Time was set aside for those attending to visit various tables around the room, ask questions and provide feedback.
While the public overwhelmingly supports solar energy and other types of renewable energy, there are those who support it but wish for it to be done somewhere else other than around their community. Some local residents fear the loss of scenic views and question the loss of even more water from Inyo County as the result of renewable solar energy plants.
Independence resident Jim Stroh shared with those at the meeting a Campbell-Stokes recorder which features a glass sphere that is used to record the hours of bright sunshine during the day. When asked his opinion on local solar energy projects, he said, “I am in favor of the proposed Los Angeles Department of Water and Power’s solar ranch adjacent to Manzanar.”
Not everyone shares that opinion. Many are still undecided or neutral on the subject. Dick Noles of Bishop and also the president of Advocates for Access to Public Lands said he is neutral on the subject and his main concern is that public access to public land is not threatened.
April Zrelak of Independence wondered just how the DRECP will be actually used in making decisions on renewable energy projects, saying, “I don’t generally favor large solar arrays, although I have no problem with them in brown fields, but I do not want to see them in pristine, open land.” She went on to say that she felt greater energy conservation efforts and attention to distributive energy sources such as rooftop solar panels should be made, lessening the need for very large industrial solar energy plants.
Nina Weisman of Independence also felt strongly that “we should not use undisturbed land for large renewable energy projects.” She is worried that the state’s plan might mistakenly allow too many solar plants which will threaten local tourism and the environment. She also supports greater distributive energy sources over large industrial renewable plants.

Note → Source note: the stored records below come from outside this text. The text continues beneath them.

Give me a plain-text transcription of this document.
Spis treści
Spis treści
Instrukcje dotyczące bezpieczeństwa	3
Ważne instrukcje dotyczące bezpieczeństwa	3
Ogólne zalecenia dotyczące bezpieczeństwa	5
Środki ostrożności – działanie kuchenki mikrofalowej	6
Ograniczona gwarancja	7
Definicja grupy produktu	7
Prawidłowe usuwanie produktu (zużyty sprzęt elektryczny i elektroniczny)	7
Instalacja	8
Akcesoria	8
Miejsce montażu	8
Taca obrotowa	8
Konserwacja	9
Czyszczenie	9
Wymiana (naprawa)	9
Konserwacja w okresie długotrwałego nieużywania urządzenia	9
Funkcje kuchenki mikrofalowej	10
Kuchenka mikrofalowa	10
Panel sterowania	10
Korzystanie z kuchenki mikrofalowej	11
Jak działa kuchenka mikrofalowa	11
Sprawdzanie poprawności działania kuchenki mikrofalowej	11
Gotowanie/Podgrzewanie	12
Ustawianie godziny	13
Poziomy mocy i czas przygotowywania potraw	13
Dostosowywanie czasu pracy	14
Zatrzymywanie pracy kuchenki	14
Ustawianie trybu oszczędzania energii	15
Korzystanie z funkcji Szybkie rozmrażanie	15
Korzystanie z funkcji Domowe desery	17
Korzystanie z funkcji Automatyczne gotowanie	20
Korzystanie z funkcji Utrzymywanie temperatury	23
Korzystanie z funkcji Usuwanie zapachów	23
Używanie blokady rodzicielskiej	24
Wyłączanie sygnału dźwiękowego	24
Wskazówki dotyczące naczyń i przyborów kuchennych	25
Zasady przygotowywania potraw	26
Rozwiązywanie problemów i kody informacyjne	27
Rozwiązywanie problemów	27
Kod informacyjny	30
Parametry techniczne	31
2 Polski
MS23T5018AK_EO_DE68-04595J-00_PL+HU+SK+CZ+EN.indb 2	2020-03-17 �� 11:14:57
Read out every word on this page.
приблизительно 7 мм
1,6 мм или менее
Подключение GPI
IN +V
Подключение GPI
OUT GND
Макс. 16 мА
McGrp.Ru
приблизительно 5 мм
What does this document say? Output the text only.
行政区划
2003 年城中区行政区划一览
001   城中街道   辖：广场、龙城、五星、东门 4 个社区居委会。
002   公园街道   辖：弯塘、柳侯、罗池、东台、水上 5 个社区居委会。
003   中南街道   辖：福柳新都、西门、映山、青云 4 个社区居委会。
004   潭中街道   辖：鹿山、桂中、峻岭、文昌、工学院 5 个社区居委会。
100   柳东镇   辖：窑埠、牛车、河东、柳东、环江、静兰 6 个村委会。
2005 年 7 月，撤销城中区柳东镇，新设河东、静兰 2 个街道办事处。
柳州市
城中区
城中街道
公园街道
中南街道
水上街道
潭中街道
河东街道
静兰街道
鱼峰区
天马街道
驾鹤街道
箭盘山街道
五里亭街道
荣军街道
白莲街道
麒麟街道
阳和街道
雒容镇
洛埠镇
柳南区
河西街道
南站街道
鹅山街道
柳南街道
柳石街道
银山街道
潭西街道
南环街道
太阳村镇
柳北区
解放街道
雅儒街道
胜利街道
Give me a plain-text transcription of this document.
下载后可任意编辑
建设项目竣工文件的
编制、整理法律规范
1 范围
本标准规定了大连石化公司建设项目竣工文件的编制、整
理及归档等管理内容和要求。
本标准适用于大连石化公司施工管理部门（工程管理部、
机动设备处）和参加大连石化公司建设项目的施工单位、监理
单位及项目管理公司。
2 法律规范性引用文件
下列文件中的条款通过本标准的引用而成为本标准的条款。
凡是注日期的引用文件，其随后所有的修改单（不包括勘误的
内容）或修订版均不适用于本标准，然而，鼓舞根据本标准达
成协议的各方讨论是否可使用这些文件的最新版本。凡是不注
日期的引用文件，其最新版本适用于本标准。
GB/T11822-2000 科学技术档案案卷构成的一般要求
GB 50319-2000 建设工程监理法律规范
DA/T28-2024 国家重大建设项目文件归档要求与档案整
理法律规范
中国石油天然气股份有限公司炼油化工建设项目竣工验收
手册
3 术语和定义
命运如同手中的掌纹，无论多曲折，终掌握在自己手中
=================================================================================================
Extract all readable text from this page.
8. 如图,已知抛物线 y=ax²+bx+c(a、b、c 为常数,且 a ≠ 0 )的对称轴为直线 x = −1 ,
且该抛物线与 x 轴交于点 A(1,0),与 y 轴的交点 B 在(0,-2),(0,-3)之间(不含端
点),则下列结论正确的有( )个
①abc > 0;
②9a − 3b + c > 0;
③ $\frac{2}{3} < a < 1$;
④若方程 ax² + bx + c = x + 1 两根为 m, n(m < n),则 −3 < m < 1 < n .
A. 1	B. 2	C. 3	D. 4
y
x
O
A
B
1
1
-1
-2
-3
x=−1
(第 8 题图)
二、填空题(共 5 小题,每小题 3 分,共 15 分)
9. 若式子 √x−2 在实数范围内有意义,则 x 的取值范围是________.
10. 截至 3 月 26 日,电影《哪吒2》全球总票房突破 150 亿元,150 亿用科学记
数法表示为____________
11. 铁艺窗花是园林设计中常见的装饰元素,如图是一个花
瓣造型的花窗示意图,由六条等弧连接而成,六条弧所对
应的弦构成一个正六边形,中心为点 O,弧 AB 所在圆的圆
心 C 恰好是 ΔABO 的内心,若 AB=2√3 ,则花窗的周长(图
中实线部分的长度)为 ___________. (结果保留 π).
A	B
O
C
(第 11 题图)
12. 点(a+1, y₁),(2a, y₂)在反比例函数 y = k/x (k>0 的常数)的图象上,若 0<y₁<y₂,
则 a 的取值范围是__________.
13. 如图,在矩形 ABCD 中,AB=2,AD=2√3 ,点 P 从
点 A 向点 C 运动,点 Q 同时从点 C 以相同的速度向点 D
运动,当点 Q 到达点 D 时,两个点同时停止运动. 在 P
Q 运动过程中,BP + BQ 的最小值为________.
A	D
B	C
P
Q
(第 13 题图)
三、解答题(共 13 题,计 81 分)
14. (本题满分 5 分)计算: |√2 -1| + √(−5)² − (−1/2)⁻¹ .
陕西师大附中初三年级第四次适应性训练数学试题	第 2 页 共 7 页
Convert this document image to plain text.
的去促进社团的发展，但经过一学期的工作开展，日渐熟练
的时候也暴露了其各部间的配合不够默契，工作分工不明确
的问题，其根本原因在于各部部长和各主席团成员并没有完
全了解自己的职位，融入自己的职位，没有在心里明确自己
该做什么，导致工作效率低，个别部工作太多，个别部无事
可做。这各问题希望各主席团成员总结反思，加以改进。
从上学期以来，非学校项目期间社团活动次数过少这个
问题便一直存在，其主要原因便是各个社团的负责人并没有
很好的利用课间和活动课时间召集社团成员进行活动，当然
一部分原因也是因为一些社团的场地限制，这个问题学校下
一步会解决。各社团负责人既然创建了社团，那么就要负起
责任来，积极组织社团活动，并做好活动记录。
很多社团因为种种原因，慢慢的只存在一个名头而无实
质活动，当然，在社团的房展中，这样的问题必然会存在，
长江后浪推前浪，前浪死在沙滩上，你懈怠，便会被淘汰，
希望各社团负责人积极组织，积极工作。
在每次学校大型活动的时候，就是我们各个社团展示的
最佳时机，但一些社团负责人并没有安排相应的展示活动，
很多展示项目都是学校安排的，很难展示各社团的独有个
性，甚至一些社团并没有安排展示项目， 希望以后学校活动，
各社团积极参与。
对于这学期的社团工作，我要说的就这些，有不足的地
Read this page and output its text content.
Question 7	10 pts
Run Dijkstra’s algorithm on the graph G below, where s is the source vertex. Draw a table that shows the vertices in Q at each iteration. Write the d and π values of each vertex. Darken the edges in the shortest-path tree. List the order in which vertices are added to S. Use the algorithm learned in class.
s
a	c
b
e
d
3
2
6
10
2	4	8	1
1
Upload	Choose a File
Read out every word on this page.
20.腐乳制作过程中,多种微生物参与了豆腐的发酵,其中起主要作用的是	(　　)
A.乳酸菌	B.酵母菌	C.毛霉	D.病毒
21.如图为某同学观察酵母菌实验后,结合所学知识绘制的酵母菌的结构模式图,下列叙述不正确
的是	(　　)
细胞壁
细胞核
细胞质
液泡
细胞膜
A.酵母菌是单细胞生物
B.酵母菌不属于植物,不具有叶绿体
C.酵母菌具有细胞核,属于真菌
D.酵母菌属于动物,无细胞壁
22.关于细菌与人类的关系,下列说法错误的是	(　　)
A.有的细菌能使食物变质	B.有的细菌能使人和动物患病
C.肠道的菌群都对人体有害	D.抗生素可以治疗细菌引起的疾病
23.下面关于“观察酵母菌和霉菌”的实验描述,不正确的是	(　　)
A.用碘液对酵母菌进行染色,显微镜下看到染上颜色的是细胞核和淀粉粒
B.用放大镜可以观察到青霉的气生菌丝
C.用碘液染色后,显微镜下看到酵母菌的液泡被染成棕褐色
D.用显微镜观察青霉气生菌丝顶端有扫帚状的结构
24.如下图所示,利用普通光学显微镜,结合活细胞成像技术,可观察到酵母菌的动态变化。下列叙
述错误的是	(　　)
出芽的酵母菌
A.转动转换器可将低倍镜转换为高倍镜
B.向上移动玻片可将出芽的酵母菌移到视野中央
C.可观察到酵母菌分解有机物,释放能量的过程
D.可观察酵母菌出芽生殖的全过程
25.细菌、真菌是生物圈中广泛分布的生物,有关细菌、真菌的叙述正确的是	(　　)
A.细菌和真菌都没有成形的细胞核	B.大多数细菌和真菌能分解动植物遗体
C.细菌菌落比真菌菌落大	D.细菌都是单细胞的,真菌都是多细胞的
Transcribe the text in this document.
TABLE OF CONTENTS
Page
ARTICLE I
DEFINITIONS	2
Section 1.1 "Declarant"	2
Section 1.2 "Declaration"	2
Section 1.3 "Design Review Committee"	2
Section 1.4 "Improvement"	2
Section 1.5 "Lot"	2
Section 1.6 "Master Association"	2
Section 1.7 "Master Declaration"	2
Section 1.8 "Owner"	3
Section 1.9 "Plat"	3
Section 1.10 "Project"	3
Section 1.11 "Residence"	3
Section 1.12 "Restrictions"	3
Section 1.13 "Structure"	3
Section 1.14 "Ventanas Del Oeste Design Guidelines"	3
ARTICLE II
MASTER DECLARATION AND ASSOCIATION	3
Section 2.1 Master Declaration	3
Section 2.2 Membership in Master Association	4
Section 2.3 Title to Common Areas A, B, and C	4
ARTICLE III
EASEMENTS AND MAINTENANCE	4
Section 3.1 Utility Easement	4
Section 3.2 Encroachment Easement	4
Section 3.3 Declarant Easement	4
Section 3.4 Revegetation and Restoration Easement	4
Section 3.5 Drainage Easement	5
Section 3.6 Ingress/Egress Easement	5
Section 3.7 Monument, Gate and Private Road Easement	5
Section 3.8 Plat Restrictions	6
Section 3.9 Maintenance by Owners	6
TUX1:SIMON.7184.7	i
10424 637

Distributive energy sources such as rooftop solar panels have been shown to be more efficient than large industrial plants, however the utility companies counter that rooftop solar panels have mainly been adopted by wealthy customers and without subsidies, they are too expensive for many middle class customers. Some also argue that distributive energy sources threaten the economic underpinning of large utilities which is based on mass distribution and shared costs, which they claim keep the cost of energy down for everyone.
Earl Wilson of Lone Pine expressed concern over what appeared to be potential new transmission lines shown on the maps in the room. He said he is concerned about towers, mirrors and mills.
Commissioner Douglas responded that the transmission analysis was done by technical specialists from different utilities to make a determination on how much transmission capacity would be needed in any approved area based on what it was capable of producing. It is just another feasibility tool to be combined with others that will assist in decision making.
Alan Babcock of the Big Pine Paiute Tribe asked if there are plans looking at urban areas with regard to expansions of distributive energy. The response from Douglas was, yes – the state has been looking at urban areas, noting, “The scale of the problem in climate change is really large. Retail energy use, shifting transportation, backing off coal plants, loss of two nuclear plants; all have us looking at everything. Why the desert, many ask? Most of the population lives close to the coasts and foggy coasts are generally not suitable to solar and land is also very expensive.”